Share

DIJEMPUT

Author: El Furinji
last update Last Updated: 2023-02-06 18:58:36

Sekitar pukul lima sore kami baru sampai di rumah. Tanpa bicara, Alvin langsung menerobos masuk meski Bude menyambut. Tentu saja ini menimbulkan kecurigaan. 

“Alvin kenapa, Lintang? Kok kayak gitu?” tanya Bude dengan sepasang mata mengekori langkah anaknya. 

“Enggak tahu, Bude,” jawabku bohong. 

Sebenarnya aku ingin bercerita kalau kami habis ketemu perempuan yang mungkin kekasih Alvin. Namun, aku khawatir ini justru akan membuat pikirannya semakin kacau. Biar dia saja yang bercerita pada ibunya. 

“Ya sudah, sekarang kamu mandi dulu, nanti bantu Bude masak,” 

“Iya, Bude.” 

Lalu, aku beranjak masuk ke kamar. Sejenak kurebahkan tubuh di atas ranjang sekedar melepas lelah. Setelah itu, baru beranjak mandi. 

Selepas magrib aku membantu Bude menyiapkan  makan malam. Kami banyak mengobrol tentang kehidupan masing-masing. Tentu saja tak kuceritakan tentang kehidupanku yang lumayan enak. Khawatir dibilang pamer. 

“Tolong panggil Alvin, Lintang!” perintah Bude setelah semua tersaji di meja makan. 

Aku mengangguk lalu melangkah menuju kamar Alvin yang sebenarnya terhubung langsung ke dapur. Entah kenapa Bude menyuruhku memanggil anaknya padahal sedikit berteriak saja pasti terdengar. 

Perlahan, aku mengetuk pintu sembari menyebut nama kakak sepupu. Sejak kejadian sore tadi, dia sama sekali belum keluar kamar. Atau mungkin dia keluar saat aku sedang di dalam kamarku. 

Hening. Meski sudah dua kali memanggil, tak kunjung kudengar sahutan dari dalam. Dengan ragu aku memberanikan diri memutar gagang pintu lalu melongok ke dalam.

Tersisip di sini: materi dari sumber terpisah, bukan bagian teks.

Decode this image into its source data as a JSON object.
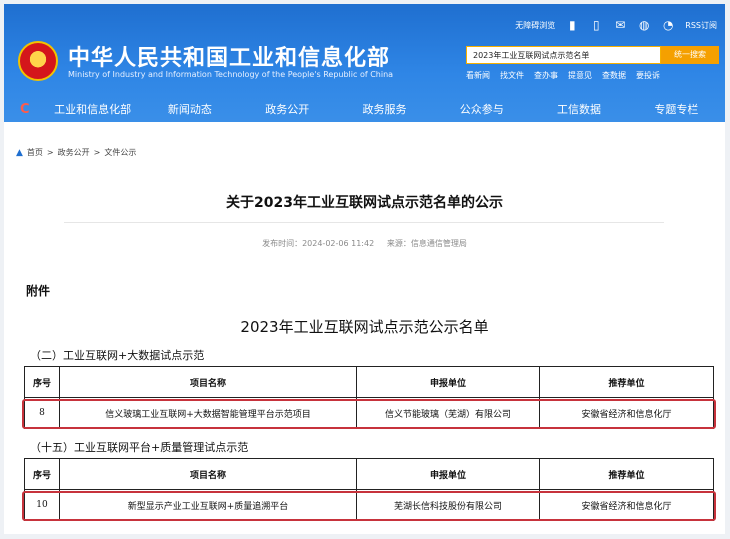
{
  "header": {
    "site_title": "中华人民共和国工业和信息化部",
    "site_sub": "Ministry of Industry and Information Technology of the People's Republic of China",
    "toplinks": {
      "accessible": "无障碍浏览",
      "rss": "RSS订阅"
    },
    "search": {
      "value": "2023年工业互联网试点示范名单",
      "button": "统一搜索"
    },
    "quick": [
      "看新闻",
      "找文件",
      "查办事",
      "提意见",
      "查数据",
      "要投诉"
    ]
  },
  "nav": {
    "logo": "C",
    "items": [
      "工业和信息化部",
      "新闻动态",
      "政务公开",
      "政务服务",
      "公众参与",
      "工信数据",
      "专题专栏"
    ]
  },
  "breadcrumb": [
    "首页",
    ">",
    "政务公开",
    ">",
    "文件公示"
  ],
  "article": {
    "title": "关于2023年工业互联网试点示范名单的公示",
    "meta_time": "发布时间：2024-02-06 11:42",
    "meta_source": "来源：信息通信管理局",
    "attachment": "附件",
    "list_title": "2023年工业互联网试点示范公示名单"
  },
  "sections": [
    {
      "heading": "（二）工业互联网+大数据试点示范",
      "headers": [
        "序号",
        "项目名称",
        "申报单位",
        "推荐单位"
      ],
      "row": [
        "8",
        "信义玻璃工业互联网+大数据智能管理平台示范项目",
        "信义节能玻璃（芜湖）有限公司",
        "安徽省经济和信息化厅"
      ]
    },
    {
      "heading": "（十五）工业互联网平台+质量管理试点示范",
      "headers": [
        "序号",
        "项目名称",
        "申报单位",
        "推荐单位"
      ],
      "row": [
        "10",
        "新型显示产业工业互联网+质量追溯平台",
        "芜湖长信科技股份有限公司",
        "安徽省经济和信息化厅"
      ]
    }
  ]
}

Rupanya Alvin sedang berbaring terlentang sembari menatap langit-langit kamar. 

“Vin,” panggilku sekali lagi. 

Lelaki berhidung bangir itu bergeming. Pandangannya masih lurus ke atas, seperti sedang melamun. 

Kemudian aku masuk, mendekati lelaki itu. Ini pertama kalinya aku masuk ke kamar cowok. Bahkan, kamar kekasihku saja aku belum pernah melihat. 

“Vin, dipanggil Bude. Makan dulu yuk!” ajakku sembari menepuk pundaknya. 

Alvin menoleh sejenak, lalu pandangannya kembali tertuju pada plafon. 

“Aku udah kenyang. Kamu saja!” jawabnya. 

Aku paham betul apa yang dia rasakan saat ini. Dikhianati itu menyakitkan karena pernah mengalaminya. Tapi, tak sepantasnya sampai frustasi begitu, apalagi seorang lelaki. 

“Kenyang makan ati ya?” Aku berkelakar berharap dia tak larut oleh sakit hatinya. 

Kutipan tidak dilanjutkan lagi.